Grow vegetables you and your family will eat and grow surplus produce with bartering in mind as well. You should always have a surplus for preserving and for trading for other goods, services and materials.
Things to Consider
Gardens take time so once the crisis is upon you is when you need to begin thinking about a renewable food source. You have to have seeds in the ground while you still have plenty of food on hand.
Plants do not develop over night and there are never any guarantees of a good harvest. You should have enough supplies stockpiled so food is not an immediate concern while your garden develops. If the crisis happens in the winter months you need enough food to last until spring and then until your plants begin to bear fruit. You should have at a minimum a 12-month supply of food, to allow for all variables.

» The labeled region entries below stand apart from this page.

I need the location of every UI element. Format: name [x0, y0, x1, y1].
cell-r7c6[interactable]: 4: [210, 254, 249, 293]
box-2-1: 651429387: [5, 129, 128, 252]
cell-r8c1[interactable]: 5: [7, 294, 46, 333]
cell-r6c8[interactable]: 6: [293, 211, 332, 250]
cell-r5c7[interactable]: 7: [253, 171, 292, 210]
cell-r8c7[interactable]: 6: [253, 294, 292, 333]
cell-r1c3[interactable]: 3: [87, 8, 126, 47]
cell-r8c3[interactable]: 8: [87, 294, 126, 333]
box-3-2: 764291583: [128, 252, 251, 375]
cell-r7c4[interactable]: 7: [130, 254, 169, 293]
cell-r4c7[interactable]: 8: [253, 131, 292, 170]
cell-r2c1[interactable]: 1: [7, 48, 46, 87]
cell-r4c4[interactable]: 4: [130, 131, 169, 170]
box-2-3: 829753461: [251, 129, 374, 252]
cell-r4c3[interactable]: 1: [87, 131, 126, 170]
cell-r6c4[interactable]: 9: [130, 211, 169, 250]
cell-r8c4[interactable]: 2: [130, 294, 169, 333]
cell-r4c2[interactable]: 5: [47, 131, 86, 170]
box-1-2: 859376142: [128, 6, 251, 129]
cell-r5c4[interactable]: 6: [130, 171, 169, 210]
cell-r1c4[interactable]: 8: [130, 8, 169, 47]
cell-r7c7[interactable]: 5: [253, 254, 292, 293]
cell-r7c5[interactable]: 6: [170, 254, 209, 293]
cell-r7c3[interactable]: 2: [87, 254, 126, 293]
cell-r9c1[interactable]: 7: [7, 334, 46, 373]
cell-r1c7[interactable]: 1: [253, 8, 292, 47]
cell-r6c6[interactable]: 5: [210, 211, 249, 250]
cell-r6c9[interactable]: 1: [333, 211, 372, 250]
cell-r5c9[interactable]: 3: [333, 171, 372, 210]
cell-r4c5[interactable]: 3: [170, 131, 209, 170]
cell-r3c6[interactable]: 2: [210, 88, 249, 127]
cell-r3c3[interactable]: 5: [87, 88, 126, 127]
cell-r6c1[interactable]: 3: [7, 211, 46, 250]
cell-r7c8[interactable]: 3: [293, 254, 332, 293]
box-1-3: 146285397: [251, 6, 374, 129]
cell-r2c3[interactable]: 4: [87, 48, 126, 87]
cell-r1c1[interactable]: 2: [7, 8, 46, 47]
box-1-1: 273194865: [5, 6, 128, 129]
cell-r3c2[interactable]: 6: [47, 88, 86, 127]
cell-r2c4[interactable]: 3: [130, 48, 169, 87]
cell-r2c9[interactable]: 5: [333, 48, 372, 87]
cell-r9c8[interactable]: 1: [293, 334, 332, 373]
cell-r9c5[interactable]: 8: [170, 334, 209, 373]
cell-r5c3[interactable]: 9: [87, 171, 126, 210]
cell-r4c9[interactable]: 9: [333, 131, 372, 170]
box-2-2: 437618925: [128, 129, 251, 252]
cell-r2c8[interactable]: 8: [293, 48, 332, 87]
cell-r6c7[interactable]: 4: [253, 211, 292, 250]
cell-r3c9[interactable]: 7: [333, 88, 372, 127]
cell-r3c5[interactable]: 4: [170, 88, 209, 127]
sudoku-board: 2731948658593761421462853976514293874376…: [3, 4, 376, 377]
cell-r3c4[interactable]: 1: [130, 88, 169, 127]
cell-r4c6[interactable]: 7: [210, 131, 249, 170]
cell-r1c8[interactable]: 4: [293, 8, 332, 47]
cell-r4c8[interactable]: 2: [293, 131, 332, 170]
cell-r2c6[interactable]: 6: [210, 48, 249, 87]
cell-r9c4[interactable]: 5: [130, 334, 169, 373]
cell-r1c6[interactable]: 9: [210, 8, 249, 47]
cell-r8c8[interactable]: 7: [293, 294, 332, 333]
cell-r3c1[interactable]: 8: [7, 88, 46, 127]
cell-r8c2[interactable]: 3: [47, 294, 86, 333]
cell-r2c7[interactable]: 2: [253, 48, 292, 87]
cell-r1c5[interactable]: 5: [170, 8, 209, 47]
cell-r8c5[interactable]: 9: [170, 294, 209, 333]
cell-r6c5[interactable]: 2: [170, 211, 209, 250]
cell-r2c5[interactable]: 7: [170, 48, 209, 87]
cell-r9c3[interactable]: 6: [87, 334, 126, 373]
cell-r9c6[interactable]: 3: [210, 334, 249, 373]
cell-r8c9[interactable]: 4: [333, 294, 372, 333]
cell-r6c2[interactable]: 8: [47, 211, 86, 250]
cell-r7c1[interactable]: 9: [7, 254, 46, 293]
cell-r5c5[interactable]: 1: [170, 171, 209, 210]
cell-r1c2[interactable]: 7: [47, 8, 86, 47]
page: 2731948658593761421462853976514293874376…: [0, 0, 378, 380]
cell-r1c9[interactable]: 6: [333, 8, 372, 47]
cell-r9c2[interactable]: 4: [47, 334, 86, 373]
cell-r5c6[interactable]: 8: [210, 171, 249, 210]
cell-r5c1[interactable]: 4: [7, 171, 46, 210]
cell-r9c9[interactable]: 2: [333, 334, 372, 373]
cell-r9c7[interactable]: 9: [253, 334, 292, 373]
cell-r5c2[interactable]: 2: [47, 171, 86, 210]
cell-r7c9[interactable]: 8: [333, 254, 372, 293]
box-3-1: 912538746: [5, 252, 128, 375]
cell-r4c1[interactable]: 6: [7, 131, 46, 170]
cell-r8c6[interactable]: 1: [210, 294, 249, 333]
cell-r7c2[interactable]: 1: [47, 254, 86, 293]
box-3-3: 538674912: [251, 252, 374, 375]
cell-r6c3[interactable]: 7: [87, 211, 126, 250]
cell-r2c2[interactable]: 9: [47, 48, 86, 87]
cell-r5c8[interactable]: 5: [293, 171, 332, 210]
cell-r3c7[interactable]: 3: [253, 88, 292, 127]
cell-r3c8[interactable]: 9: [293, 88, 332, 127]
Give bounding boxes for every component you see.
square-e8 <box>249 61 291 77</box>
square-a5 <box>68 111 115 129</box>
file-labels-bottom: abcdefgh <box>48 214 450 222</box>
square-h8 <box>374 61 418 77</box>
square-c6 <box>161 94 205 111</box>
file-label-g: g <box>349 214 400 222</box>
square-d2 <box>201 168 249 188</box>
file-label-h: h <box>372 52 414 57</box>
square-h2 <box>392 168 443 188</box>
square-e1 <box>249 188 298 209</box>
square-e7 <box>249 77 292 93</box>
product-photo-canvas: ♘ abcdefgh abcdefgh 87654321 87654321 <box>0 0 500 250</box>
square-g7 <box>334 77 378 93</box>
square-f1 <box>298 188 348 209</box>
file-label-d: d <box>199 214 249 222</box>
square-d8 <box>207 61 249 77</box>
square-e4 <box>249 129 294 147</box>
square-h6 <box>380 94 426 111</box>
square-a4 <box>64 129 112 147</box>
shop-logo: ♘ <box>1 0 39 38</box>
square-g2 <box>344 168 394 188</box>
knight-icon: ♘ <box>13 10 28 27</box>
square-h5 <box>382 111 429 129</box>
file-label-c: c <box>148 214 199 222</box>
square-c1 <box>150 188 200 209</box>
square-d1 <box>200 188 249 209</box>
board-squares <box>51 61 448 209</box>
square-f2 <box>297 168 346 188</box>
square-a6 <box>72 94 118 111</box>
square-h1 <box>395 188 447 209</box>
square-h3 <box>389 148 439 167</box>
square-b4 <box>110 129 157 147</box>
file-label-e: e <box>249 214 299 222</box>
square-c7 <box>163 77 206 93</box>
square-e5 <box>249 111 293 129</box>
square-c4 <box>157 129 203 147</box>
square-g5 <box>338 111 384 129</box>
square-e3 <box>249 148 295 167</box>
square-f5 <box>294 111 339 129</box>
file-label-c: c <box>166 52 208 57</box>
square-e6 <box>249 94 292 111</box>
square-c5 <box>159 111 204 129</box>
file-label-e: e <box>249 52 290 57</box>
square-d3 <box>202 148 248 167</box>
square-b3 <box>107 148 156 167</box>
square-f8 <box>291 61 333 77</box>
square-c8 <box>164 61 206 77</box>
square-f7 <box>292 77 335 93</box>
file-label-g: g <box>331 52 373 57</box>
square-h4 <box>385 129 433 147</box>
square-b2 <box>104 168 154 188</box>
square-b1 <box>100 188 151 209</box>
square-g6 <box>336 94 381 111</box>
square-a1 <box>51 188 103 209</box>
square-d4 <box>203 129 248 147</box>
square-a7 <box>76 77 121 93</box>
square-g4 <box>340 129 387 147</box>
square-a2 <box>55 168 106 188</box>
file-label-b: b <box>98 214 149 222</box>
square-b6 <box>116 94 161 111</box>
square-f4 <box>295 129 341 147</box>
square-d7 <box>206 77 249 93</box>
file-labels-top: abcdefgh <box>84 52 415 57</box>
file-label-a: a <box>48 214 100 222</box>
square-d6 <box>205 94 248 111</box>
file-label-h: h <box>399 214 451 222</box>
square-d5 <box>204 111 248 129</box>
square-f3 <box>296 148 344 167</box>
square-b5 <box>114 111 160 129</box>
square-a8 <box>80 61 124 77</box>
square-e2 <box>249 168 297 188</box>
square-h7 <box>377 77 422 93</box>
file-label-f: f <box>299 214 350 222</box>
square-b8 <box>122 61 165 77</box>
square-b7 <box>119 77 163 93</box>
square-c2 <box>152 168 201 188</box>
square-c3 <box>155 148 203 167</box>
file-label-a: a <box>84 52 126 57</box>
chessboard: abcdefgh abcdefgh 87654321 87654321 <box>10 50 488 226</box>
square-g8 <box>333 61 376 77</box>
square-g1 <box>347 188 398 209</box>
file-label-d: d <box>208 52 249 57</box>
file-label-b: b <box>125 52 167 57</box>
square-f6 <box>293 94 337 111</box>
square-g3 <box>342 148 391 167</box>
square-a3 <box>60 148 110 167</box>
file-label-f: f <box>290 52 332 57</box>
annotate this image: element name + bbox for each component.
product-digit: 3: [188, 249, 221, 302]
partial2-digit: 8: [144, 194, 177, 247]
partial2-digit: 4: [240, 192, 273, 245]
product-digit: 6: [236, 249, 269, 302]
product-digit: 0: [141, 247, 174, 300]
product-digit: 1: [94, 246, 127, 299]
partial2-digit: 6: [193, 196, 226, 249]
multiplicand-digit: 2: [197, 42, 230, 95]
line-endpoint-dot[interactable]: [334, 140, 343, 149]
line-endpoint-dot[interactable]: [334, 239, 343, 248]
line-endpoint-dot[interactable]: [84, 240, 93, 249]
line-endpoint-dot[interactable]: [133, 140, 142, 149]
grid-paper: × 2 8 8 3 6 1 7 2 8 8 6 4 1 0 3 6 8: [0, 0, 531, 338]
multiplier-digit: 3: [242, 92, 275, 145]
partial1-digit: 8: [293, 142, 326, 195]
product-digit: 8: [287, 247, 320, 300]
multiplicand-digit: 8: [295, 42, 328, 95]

Some crops can take months before the plants would be ready for harvesting. In some areas of the country, you may have a shortened growing season so once a plant is ready for harvest you cannot expect to get another crop in and matured before the first frost in the fall. A growing season is typically determined by the number of days between the last frost in the spring and the first frost in the fall.
You will never achieve a 100 percent rate in other words a percentage of what you raise will never reach your table. Some of your produce will be eaten by pests or animals and some may even rot prematurely not to mention lack of rain, hailstorms or even excessive rainfall will influence crop yields.
What Type of Vegetables to Plant
First, you have to determine what temperature zone you are in so you can choose the best plants for your area.
The growing season has to be long enough for plants to mature and produce before cold weather sets in, so you have to know what your zone is and then choose plants that will grow in your zone. Certain plants that require a longer growing season than your area provides can be started indoors and then transplanted after the threat of frost has passed in the spring.
Here is an informational link so you can determine when to plant what vegetables
http://www.extension.iastate.edu/publications/pm534.pdf
You can grow whatever vegetables can be grown and once again make sure they are vegetables everyone likes and then make sure you have a surplus of all varieties for bartering and preserving.
Consider the growing space you need carefully because some plants may take up more space than you may have expected such as cucumbers and squashes. They will vine out but they can be controlled to conserve space by using trellises or stakes. Beans can be grown on poles, for example, instead of allowing them to sprawl all over the area, to leave room for other plants.